There’s a potential hole here in “For confidentiality reasons, we cannot disclose the details of these blocks,” but I don’t really know. The article is making some specific claims so I’d like to see the specifics in the rebuttal.
It doesn’t sound like there’s much dispute about the claim that automated methods can outperform human design. That is not a huge surprise, given that this is a well-defined optimization problem. Indeed, I’d like to see some discussion of what aspects of the problem make it so difficult that it wasn’t already machine-optimized. From the abstract: “Despite five decades of research, chip floorplanning has defied automation, requiring months of intense effort by physical design engineers to produce manufacturable layouts,” but the article also refers to “the state-of-the-art RePlAce,” so does that mean that RePLAce is only partly automatic?
The whole thing is a bit mysterious to me. I’m not saying the authors of this paper did anything wrong; I just don’t quite understand what’s being claimed here: in one place the big deal seems to be that this procedure is being automated; elsewhere the dispute seems to be a comparison to basic software.
Google’s problems with reproducibility
Google produces some great software. They also seem to follow the tech industry strategy of promoting vaporware, or, as we’d say in science, non-reproducible research.
We’ve seen two recent examples:
1. The LaMDA chatbot, which was extravagantly promoted by Google engineer Blaise Agüera y Arcas but with a bunch of non-reproducible examples. I posted on this multiple times and also contacted people within Google, but neither Agüera y Arcas nor anyone else has come forth with any evidence that the impressive conversational behavior claimed from LaMDA is reproducible.
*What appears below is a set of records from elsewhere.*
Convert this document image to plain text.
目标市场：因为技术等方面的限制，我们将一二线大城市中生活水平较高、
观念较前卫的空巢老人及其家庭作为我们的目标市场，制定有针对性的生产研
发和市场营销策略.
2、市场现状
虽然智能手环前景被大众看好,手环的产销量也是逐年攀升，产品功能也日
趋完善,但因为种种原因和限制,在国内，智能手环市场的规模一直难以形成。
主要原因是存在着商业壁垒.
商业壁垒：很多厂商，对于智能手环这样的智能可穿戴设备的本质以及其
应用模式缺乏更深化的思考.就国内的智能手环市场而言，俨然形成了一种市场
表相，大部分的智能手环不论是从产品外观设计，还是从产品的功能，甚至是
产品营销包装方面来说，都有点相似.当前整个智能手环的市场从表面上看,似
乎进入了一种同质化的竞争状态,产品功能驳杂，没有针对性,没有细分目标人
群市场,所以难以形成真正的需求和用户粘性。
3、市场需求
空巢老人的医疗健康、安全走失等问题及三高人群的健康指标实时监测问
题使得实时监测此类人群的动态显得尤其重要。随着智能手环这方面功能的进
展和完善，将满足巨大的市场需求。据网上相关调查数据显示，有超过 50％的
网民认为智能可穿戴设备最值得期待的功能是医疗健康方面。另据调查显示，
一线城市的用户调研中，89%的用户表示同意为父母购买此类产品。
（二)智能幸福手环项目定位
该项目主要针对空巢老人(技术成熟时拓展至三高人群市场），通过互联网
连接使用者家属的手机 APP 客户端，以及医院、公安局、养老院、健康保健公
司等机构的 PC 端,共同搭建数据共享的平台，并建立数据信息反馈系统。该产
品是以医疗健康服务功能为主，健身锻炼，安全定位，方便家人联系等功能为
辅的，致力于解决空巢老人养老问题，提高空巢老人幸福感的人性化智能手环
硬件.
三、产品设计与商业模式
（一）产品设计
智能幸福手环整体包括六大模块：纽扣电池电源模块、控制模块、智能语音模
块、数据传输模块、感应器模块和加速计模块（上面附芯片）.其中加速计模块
It might have happened or it might all be a product of careful editing, selection, and initialization—I have no idea!
2. University of California professor and Google employee Matthew Walker, who misrepresents data and promotes junk science regarding sleep.
That doesn’t mean that Chatterjee is correct in the above dispute. I’m just saying it’s a complicated world out there, and you can’t necessarily believe a scientific or engineering claim coming out of Google (or anywhere else).
P.S. From comments, it seems that Google no longer employs Matthew Walker. That makes sense. It always seemed to a misfit for a data-focused company to be working with someone who’s famous for misrepresenting data.
P.P.S. An anonymous tipster sent me the mysterious Stronger Baselines paper. Here it is, and here’s the abstract:

This all leaves me even more confused. If Chatterjee et al. can “produce competitive layouts with computational resources smaller by orders of magnitude,” they could show that, no? Or, I guess not, because it’s all trade secrets.
This represents a real challenge for scholarly journals. On one hand, you don’t want them publishing research that can’t be reproduced; on the other hand, if the best work is being done in proprietary settings, what can you do? I don’t know the answer here. This is all setting aside personnel disputes at Google.